According to Forough Ghahramani, “In order to maintain global economic competitiveness, it is imperative to encourage increased education and participation of groups currently under-represented in STEM. We need the talent of every worker in order to compete and prosper.” Forough Ghahramani sees tremendous value in her participation in these types of events in fulfilling her own passion for expanding opportunities for the next generation of leaders.
Uniquely multi-sector and multi-disciplinary, the event was coordinated by coalitions of companies, professional societies and educational institutions who believe that science and technology comprise the cornerstone of our Nation's future. While Forough Ghahramani was invited to attend through Society of Women Engineers with a focus on increasing opportunities for women in science, technology, and engineering fields, the event represented an opportunity to educate legislators and policy makers of Women Impacting Public Policy’s Economic Blueprint. WIPP’s Economic Blueprint is a call to action for the 111th Congress and Obama Administration that outlines six critical public policy areas, including Healthcare, Access to capital, Energy, Procurement, Taxes and Telecommunication, necessary to help women entrepreneurs grow their business in the 21st century.
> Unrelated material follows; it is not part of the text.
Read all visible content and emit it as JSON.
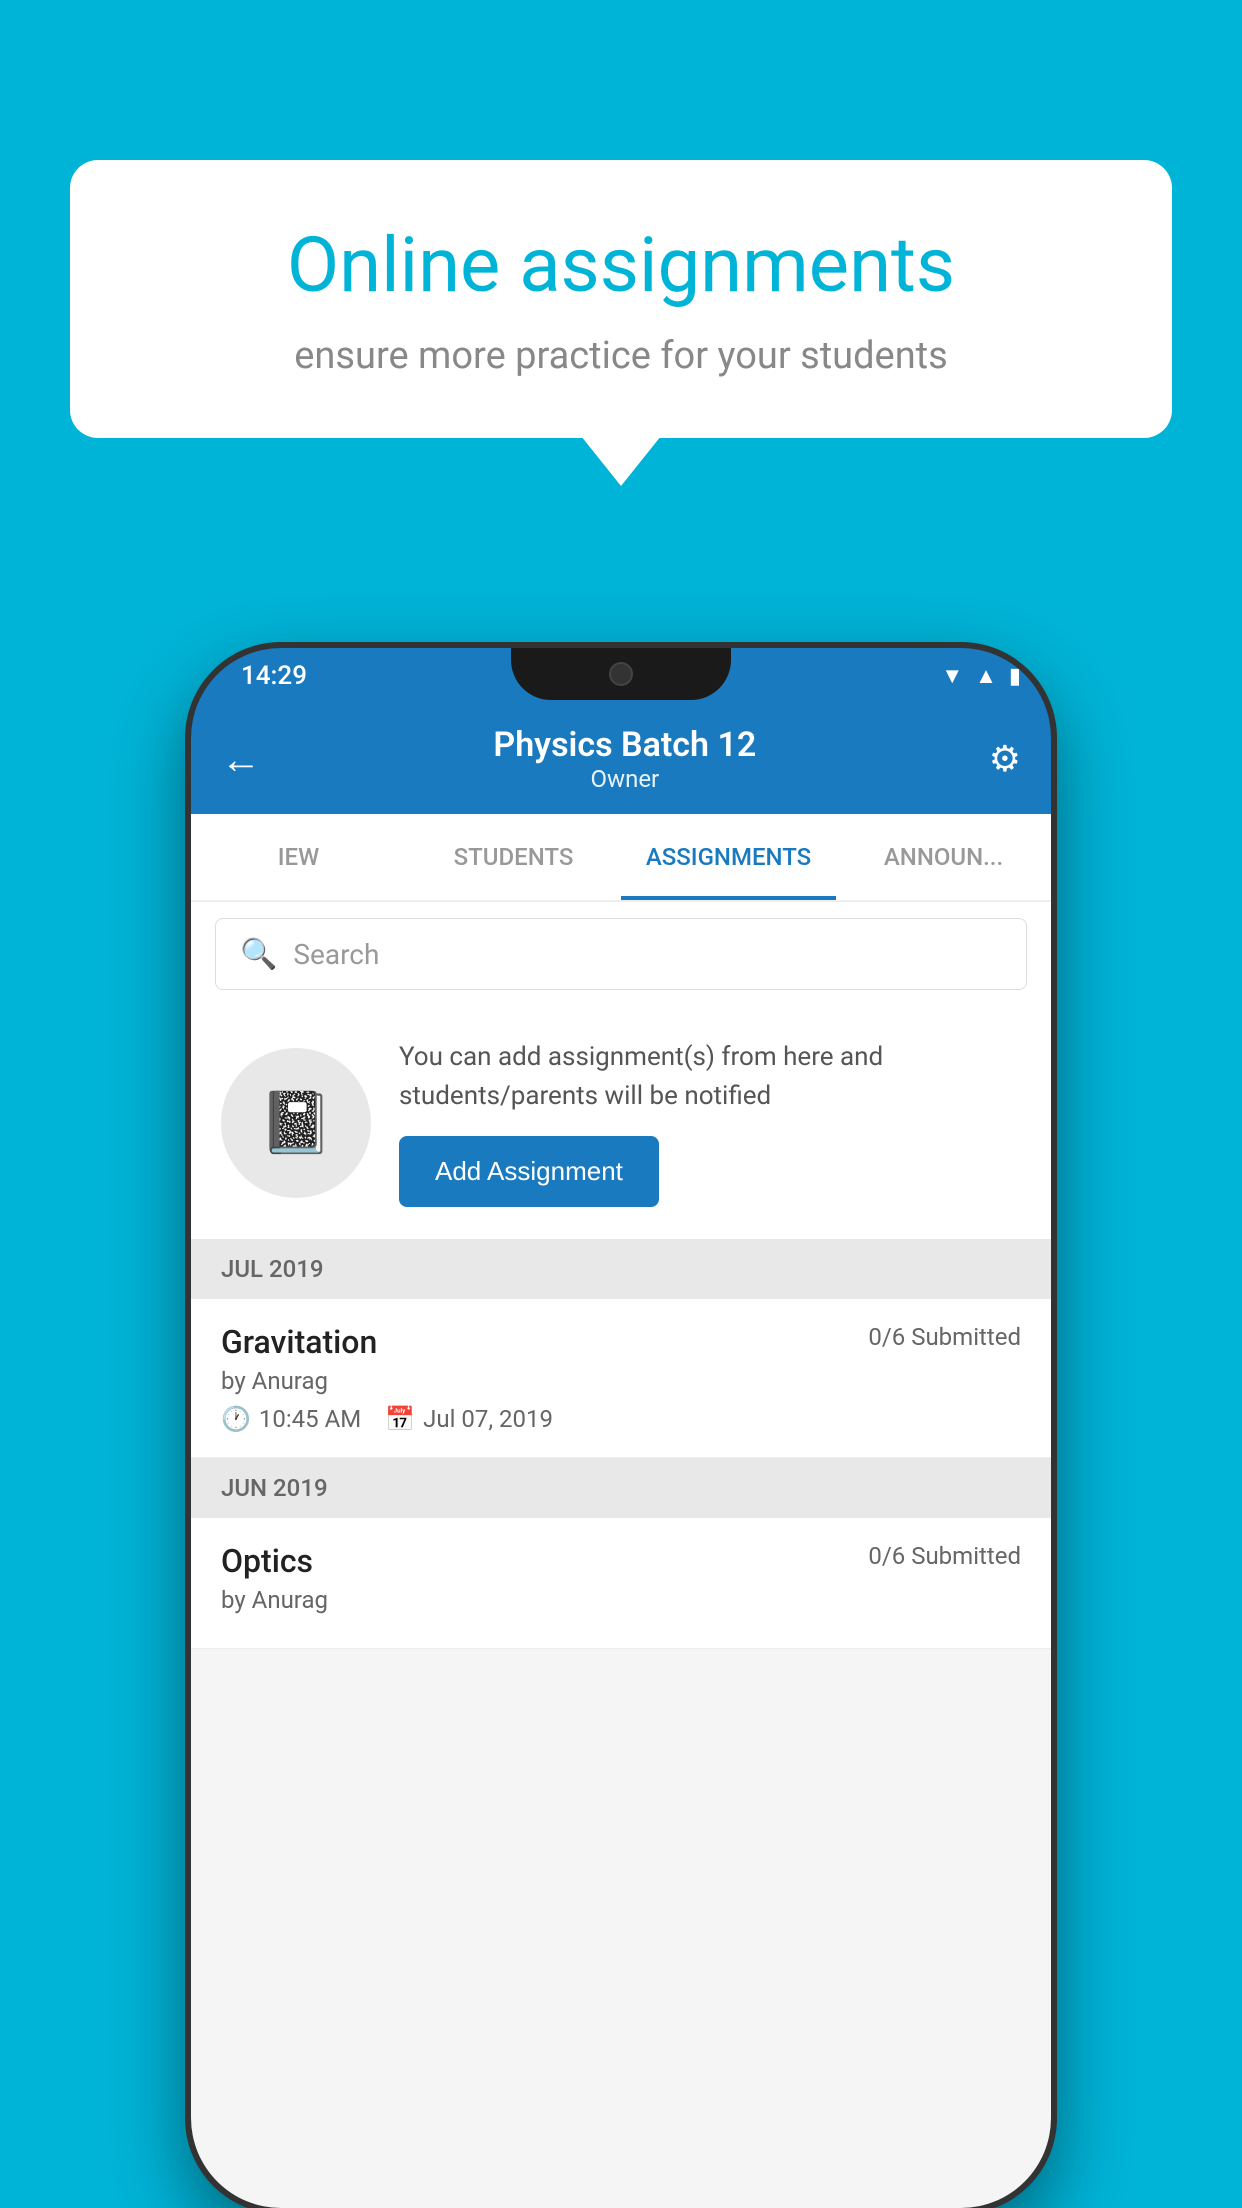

The House Innovation and Diversity Caucus was formed in March 2007 to generate policy ideas for increasing the ranks of underrepresented groups in STEM fields. It works to shape existing policies to take advantage of opportunities for increasing minority participation in science. “According to the U.S. Census, 39 percent of the population under the age of 18 is a racial or ethnic minority. Yet, in 2000, only 4.4 percent of the science and engineering jobs were held by African Americans and only 3.4 percent by Hispanics. While women constitute over half of the post-secondary students in the nation, they represent a little more than one-fourth of our science and engineering workforce. These are the sort of imbalances that caucus policies seek to correct.
H.R. 1144 authorizes workshops to educate program officers, members of grant review panels, institutions of higher education department chairs, and other federally funded researchers about methods and minimize the effects of gender bias in evaluation.